Community Guide

History of OpenClaw

The timeline from ClawdBot to OpenClaw, including the rename sequence, founder context, explosive growth, and governance shift.

Mar 13, 2026

Why the timeline matters

OpenClaw’s current shape only makes sense if you understand how quickly it grew. It went from a personal weekend project to one of the most visible repositories on GitHub in a matter of months.

That speed explains a lot:

  • why older sources still use different names
  • why governance questions appeared so early
  • why security pressure arrived almost immediately
  • why the project still feels founder-shaped even after it got much larger

The short timeline

November 2025

Peter Steinberger released the original weekend project as ClawdBot. The name referenced Claude, and the lobster theme was already there.

Mid-January 2026

Growth accelerated dramatically.
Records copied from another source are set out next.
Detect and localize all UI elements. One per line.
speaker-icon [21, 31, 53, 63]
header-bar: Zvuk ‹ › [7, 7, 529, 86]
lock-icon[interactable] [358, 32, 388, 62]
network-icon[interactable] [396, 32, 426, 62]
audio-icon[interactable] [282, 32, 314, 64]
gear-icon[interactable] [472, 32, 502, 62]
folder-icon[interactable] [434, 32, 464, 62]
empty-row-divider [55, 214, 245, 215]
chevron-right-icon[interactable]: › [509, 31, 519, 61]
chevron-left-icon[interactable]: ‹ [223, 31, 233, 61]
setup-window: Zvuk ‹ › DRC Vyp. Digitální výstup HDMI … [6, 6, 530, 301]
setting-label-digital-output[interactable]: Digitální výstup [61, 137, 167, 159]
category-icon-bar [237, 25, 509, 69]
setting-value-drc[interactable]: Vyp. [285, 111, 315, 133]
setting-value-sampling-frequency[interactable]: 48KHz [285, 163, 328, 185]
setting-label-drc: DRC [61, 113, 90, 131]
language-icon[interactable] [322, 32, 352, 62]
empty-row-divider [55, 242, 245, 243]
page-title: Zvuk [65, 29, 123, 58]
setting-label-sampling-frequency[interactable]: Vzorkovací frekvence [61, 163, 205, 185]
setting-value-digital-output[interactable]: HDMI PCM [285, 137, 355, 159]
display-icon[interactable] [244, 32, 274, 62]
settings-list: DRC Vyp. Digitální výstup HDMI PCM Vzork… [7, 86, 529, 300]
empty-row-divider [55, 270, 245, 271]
The Orange Paper records a 72-hour burst of roughly 60,000 stars and days with about 9,000 new stars.

January 27, 2026

Anthropic trademark pressure forced a rename from ClawdBot to Moltbot.

January 30, 2026

The project was renamed again, this time to OpenClaw, emphasizing the open-source identity while keeping the lobster theme.

Early February 2026

Growth continued, but so did risk:

  • a major RCE issue entered the story
  • skills supply-chain attacks hit the ecosystem
  • Google account bans affected some users

February 14, 2026

Peter Steinberger announced that he was joining OpenAI. According to the Orange Paper, the project moved to foundation-style governance and remained independent even with OpenAI as a sponsor.

March 3, 2026

OpenClaw passed React in GitHub stars and briefly became the most-starred software project on GitHub.

March 9, 2026

The Orange Paper’s recommended stable snapshot moved to v2026.3.8, which emphasized security hardening, ACP identity features, and backup tooling.

ClawdBot, Moltbot, and OpenClaw are the same lineage

This sounds obvious once you know it, but it matters for search and source reading.

Older screenshots, community guides, GitHub threads, and social posts may still refer to:

  • ClawdBot
  • Moltbot
  • OpenClaw

Those are not three different products. They are the same project at different moments in its naming and governance story.

If you are reading older material, normalize the name first before you decide the source is outdated.

Why the renames mattered

The rename sequence was not cosmetic. It shows three things:

  • the project was growing faster than its governance and branding were originally designed for
  • the lobster identity survived every rename
  • “OpenClaw” is explicitly an open-source framing, not just a clever brand

Why founder context still matters

The founder story matters because OpenClaw still carries the shape of its origin.

The official README now describes OpenClaw as a personal AI assistant you run on your own devices, with the Gateway as the control plane rather than the whole product. That framing still feels founder-shaped:

  • local-first rather than cloud-first
  • operator tooling rather than glossy abstraction
  • one assistant spanning channels, tools, and devices
  • a strong bias toward inspectable files and CLI control

That is why OpenClaw often feels different from products that look more polished but less ownable.

Why the OpenAI moment mattered

The creator joining OpenAI triggered understandable skepticism, but the Orange Paper’s framing is more specific:

  • the project became foundation-operated
  • OpenAI was a sponsor, not the owner
  • the project remained independent

That does not eliminate ecosystem risk, but it does explain why “Is OpenClaw still independent?” became a common question.

How to read older sources correctly

If you are using community articles, early screenshots, or historical explainers, read them with these adjustments in mind:

  • old names may still appear
  • very early install flows may predate the current onboarding-centered setup
  • some discussions capture the growth shock better than the current operating model
  • later docs are usually better for exact commands, while older sources are still useful for context

That is the right split: use older sources for narrative, and current docs for operation.

The practical takeaway

OpenClaw is not “just another AI project.” Its current ecosystem, security pressure, and comparison landscape all come from a period of extreme growth. If you ignore that context, the rest of the guide becomes harder to interpret.